Vesperi Empire
Brutal Flame

Brat meets brat-tamer. Forced proximity. Touch her and die. “Who did this to you.” Dark mafia romance. Slow burn.
Chloe Ferraro was sent to Rome as a hostage — her family’s youngest daughter, traded to the Vesperis like a debt payment. Her father called it diplomacy. Chloe calls it what it is: he got rid of the daughter who sets things on fire and causes problems he can’t clean up. Fine. She didn’t come for him. She came because her older sister Lucia was sent here two years ago under the same arrangement, and Lucia never came home. The family says she left. Chloe doesn’t believe it.
Matteo Vesperi is the underboss — Dante’s younger brother, the man who handles the violence the Don is too visible for. He came back from two years in Albanian captivity with scars he doesn’t talk about, a hand that doesn’t close properly, and a control so airtight that most people mistake it for calm. Dante tells him to handle the Ferraro girl. Keep her contained. Keep her quiet. Keep her from becoming a problem.
She sets his car on fire in the compound driveway. While he’s watching.
He doesn’t flinch. She hates that more than anything.

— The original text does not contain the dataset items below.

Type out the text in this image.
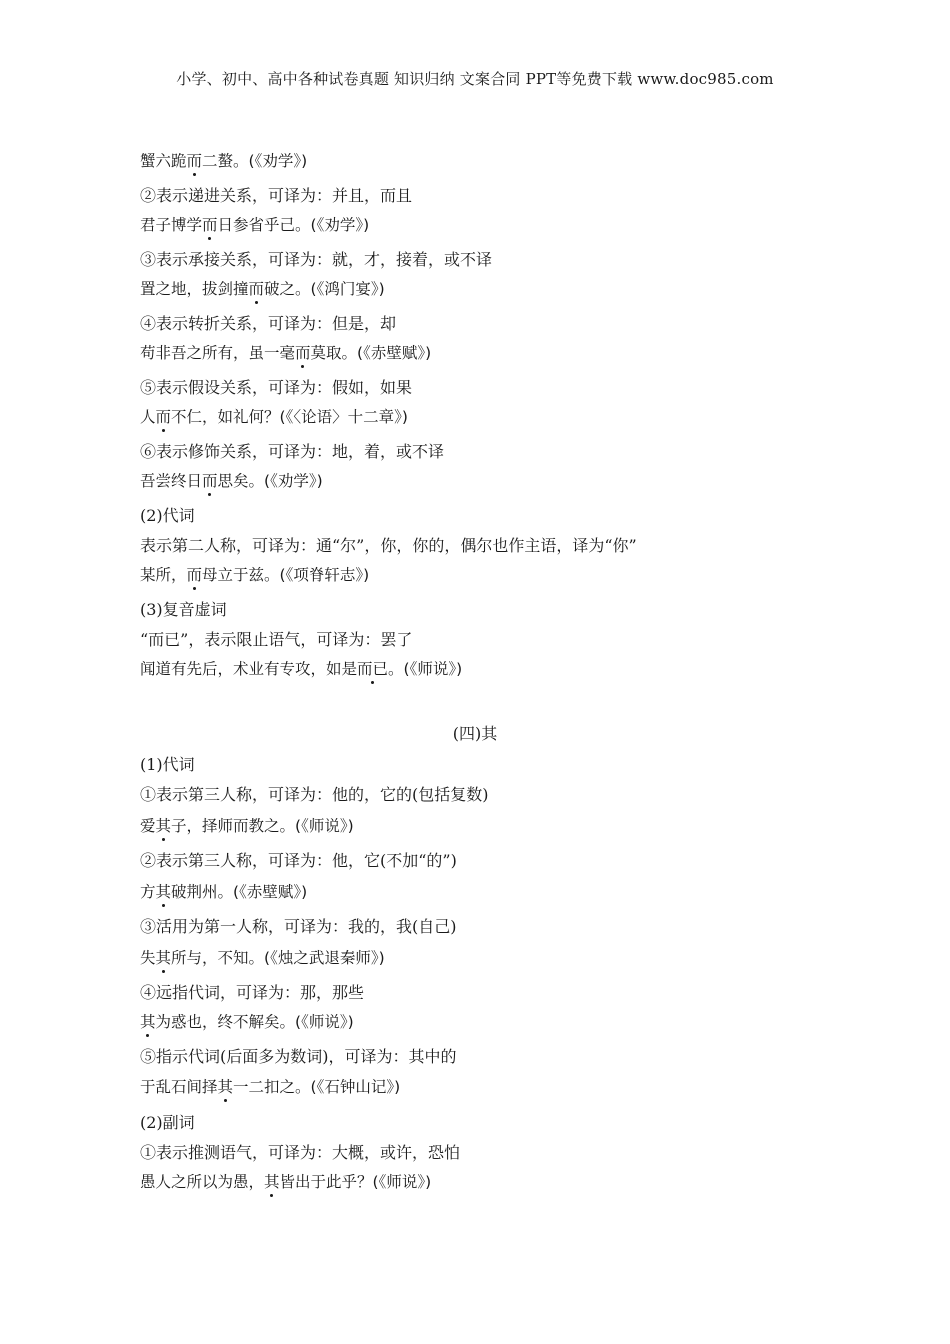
小学、初中、高中各种试卷真题 知识归纳 文案合同 PPT等免费下载 www.doc985.com
蟹六跪而二螯。(《劝学》)
②表示递进关系，可译为：并且，而且
君子博学而日参省乎己。(《劝学》)
③表示承接关系，可译为：就，才，接着，或不译
置之地，拔剑撞而破之。(《鸿门宴》)
④表示转折关系，可译为：但是，却
苟非吾之所有，虽一毫而莫取。(《赤壁赋》)
⑤表示假设关系，可译为：假如，如果
人而不仁，如礼何？(《〈论语〉十二章》)
⑥表示修饰关系，可译为：地，着，或不译
吾尝终日而思矣。(《劝学》)
(2)代词
表示第二人称，可译为：通“尔”，你，你的，偶尔也作主语，译为“你”
某所，而母立于兹。(《项脊轩志》)
(3)复音虚词
“而已”，表示限止语气，可译为：罢了
闻道有先后，术业有专攻，如是而已。(《师说》)
(四)其
(1)代词
①表示第三人称，可译为：他的，它的(包括复数)
爱其子，择师而教之。(《师说》)
②表示第三人称，可译为：他，它(不加“的”)
方其破荆州。(《赤壁赋》)
③活用为第一人称，可译为：我的，我(自己)
失其所与，不知。(《烛之武退秦师》)
④远指代词，可译为：那，那些
其为惑也，终不解矣。(《师说》)
⑤指示代词(后面多为数词)，可译为：其中的
于乱石间择其一二扣之。(《石钟山记》)
(2)副词
①表示推测语气，可译为：大概，或许，恐怕
愚人之所以为愚，其皆出于此乎？(《师说》)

Chloe is chaos and noise and destruction, and she aims every bit of it at the one man who absorbs it without breaking. She pushes. He holds. She escalates. He watches. What she doesn’t know is that his stillness isn’t indifference — it’s discipline forged in a place she can’t imagine, and she’s the first person in years who makes him want to stop pretending he’s fine.
What he doesn’t know is that the chaos is a cover. Every fire she starts, every rule she breaks — it’s misdirection, pulling attention away from the real search. Because Chloe is turning over every stone in Rome looking for the truth about what happened to Lucia. And what she finds will burn down more than a car.
Brutal Flame is a dark mafia romance. Book 2 of The Vesperi Empire series featuring a brat who burns everything she touches and the damaged underboss who lets her.